La via più facile quasi mai è quella giusta. Quella più semplice lo è a volte, mentre la complessa – che di solito è quella corretta – si preferisce quasi sempre non imboccarla. In questa nostra epoca, la politica internazionale punta l’ago in una direzione, ovvero in un periodo di grande confusione, in un anelito di semplificazione la gente così come le imprese chiedono che qualcuno decida per tutti, che si assuma la responsabilità di quanto andrebbe fatto. Che, in un modo o nell’altro, gli semplifichi (almeno apparentemente) la vita.
Solo che la spinta alla banalizzazione sta alle fondamenta di ogni populismo e di ogni nazionalismo e/o deriva autoritaria.
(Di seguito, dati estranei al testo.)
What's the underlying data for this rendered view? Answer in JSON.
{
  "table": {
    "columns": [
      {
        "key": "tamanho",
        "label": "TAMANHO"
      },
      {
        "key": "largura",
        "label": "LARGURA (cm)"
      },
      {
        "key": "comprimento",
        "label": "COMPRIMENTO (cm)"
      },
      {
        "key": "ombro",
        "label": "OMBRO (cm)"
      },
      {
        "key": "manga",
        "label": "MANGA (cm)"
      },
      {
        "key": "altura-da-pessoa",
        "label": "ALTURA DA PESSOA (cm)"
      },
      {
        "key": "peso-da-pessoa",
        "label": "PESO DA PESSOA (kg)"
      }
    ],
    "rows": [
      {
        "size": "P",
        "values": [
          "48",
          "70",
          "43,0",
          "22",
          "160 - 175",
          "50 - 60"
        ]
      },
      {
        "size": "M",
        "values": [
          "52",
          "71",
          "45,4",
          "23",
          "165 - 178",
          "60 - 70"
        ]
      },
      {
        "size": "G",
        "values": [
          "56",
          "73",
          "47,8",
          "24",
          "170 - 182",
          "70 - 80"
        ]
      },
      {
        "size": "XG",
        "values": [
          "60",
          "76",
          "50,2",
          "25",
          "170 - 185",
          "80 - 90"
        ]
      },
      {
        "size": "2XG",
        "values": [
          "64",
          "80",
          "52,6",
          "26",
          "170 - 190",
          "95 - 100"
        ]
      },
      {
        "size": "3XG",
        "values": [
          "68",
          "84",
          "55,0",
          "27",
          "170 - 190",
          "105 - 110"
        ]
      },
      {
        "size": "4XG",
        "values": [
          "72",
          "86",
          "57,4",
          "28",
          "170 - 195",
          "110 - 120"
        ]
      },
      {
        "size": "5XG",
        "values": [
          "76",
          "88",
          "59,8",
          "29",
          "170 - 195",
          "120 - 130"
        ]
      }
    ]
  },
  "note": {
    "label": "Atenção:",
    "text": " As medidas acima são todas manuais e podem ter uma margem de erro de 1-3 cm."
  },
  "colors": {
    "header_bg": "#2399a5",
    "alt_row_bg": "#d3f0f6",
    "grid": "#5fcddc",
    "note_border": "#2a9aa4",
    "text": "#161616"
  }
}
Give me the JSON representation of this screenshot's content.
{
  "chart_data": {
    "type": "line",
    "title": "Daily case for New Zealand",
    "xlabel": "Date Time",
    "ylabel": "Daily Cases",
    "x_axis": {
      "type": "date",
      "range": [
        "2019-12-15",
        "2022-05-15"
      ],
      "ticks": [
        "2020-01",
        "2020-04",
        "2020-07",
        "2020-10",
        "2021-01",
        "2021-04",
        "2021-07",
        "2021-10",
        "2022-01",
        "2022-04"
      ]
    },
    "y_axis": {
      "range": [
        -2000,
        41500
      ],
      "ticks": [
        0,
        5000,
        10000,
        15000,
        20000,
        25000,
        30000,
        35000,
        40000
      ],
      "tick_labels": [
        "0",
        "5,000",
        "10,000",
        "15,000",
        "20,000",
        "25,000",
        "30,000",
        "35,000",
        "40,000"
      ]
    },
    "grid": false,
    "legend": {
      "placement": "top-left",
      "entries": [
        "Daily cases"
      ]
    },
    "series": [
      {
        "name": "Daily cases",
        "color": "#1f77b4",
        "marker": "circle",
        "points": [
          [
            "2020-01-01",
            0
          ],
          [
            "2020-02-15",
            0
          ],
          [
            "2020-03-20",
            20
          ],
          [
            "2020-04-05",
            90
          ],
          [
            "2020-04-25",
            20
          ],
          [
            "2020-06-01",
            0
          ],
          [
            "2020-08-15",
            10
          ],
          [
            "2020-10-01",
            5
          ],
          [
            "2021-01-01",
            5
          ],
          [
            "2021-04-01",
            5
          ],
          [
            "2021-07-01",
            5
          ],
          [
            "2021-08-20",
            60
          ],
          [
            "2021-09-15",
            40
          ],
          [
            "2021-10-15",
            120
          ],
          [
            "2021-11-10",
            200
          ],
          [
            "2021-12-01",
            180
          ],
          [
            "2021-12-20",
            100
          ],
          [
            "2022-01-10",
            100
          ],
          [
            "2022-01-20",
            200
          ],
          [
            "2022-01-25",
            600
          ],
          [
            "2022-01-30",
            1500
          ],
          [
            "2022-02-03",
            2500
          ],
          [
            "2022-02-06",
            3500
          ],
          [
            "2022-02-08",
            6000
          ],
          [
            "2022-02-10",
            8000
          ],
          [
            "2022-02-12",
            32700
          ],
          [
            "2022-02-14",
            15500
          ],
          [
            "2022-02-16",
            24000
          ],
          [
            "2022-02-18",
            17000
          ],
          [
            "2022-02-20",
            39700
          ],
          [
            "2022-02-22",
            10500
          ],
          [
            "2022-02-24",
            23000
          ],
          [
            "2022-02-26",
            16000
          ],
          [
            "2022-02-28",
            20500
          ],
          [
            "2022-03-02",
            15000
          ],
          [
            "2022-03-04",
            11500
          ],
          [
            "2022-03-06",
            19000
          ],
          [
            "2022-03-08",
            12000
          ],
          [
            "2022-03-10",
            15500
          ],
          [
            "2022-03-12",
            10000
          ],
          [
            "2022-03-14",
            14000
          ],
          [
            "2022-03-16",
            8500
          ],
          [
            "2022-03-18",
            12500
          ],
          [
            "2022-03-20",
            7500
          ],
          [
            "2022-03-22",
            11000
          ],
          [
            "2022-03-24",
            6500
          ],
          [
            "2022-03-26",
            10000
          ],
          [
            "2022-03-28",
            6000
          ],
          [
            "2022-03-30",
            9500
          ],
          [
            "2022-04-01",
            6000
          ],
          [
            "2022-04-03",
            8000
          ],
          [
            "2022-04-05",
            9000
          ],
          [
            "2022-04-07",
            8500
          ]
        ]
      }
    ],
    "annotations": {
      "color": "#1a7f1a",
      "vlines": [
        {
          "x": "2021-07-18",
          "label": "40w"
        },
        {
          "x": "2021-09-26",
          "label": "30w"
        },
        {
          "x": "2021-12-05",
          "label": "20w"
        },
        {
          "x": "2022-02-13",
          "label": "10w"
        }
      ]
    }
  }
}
Quando l’impianto delle democrazie liberali va in fibrillazione perché sotto pressione a causa della complessità sia essa economica, sociale o politica, guadagnano spazio i demagoghi di varia estrazione che, sul pretesto di voler aiutare il presunto popolo (ovvero i loro elettori reali e potenziali), costruiscono le proprie fortune. Siamo al tempo del vince chi – banalizzando – la spara più grossa, così le opinioni si estremizzano e le posizioni si polarizzano, mentre gli alfieri dell’equilibrio, della razionalità, della riflessione, rimangono con il cerino in mano, con un pugno di mosche.
Si diceva un tempo che i reality show funzionassero perché facevano sentire rincuorata la platea tv. Pare che sbirciare le umane miserie dei concorrenti nel quotidiano dava agli spettatori l’impressione di essere migliori dei morti di fame e di fama che vi partecipavano. E come non premiare chi ci fa sentire migliori, foss’anche in una rincorsa verso il basso?
Accade un po’ lo stesso con la politica: davanti allo spettacolo mediocre della politica la gente o non va a votare, o vota chi sente uguale a sé o peggiore. Vuole sentirsi rincuorata e rassicurata. Si premia la mediocrità, nei casi migliori la medietà, non il guizzo e l’originalità, che creano distanza in un’epoca in cui i ragionamenti politici sono così basic da poter essere riassunti nello spazio di un tweet.
Tutto questo per dire che, in assenza di cultura politica, chi può assumersi un ruolo più a ragion veduta dell’economia? Ovviamente di una cultura economica “illuminata”, non votata al profitto fine a sé stesso. L’Italia oggi è piena di imprenditori e manager alle prese con articolati processi di digitalizzazione, di integrazione sociale e di azioni per rendere sostenibili le loro attività. Sono manager e imprenditori sottoposti a una perenne selezione naturale, che per sopravvivere devono tendere costantemente al meglio, pena la scomparsa dai radar. Si tratta di manager e imprenditori che devono guardarsi continuamente intorno per approfittare delle opportunità e imparare dagli esempi in giro per il mondo.
Mi chiedo, allora, e chiedo: cosa succederebbe se, nelle città e nelle regioni in cui operano, gli stessi manager e imprenditori si impegnassero a far crescere quella cultura di impresa – di cui in Italia esistono ancora esempi significativi – portatrice sana di un’idea di Paese che metta al primo posto la ragionevolezza, il dialogo, l’ascolto delle diversità, e si facesse portatrice di toni e di stili di vita che in virtù delle competenze guadagnate con lo studio e il lavoro e aborrendo il ricorso alle urla, alle polemiche e alla denigrazione sistematica dell’avversario, dettasse la linea per imboccare finalmente la via di una complessità consapevole?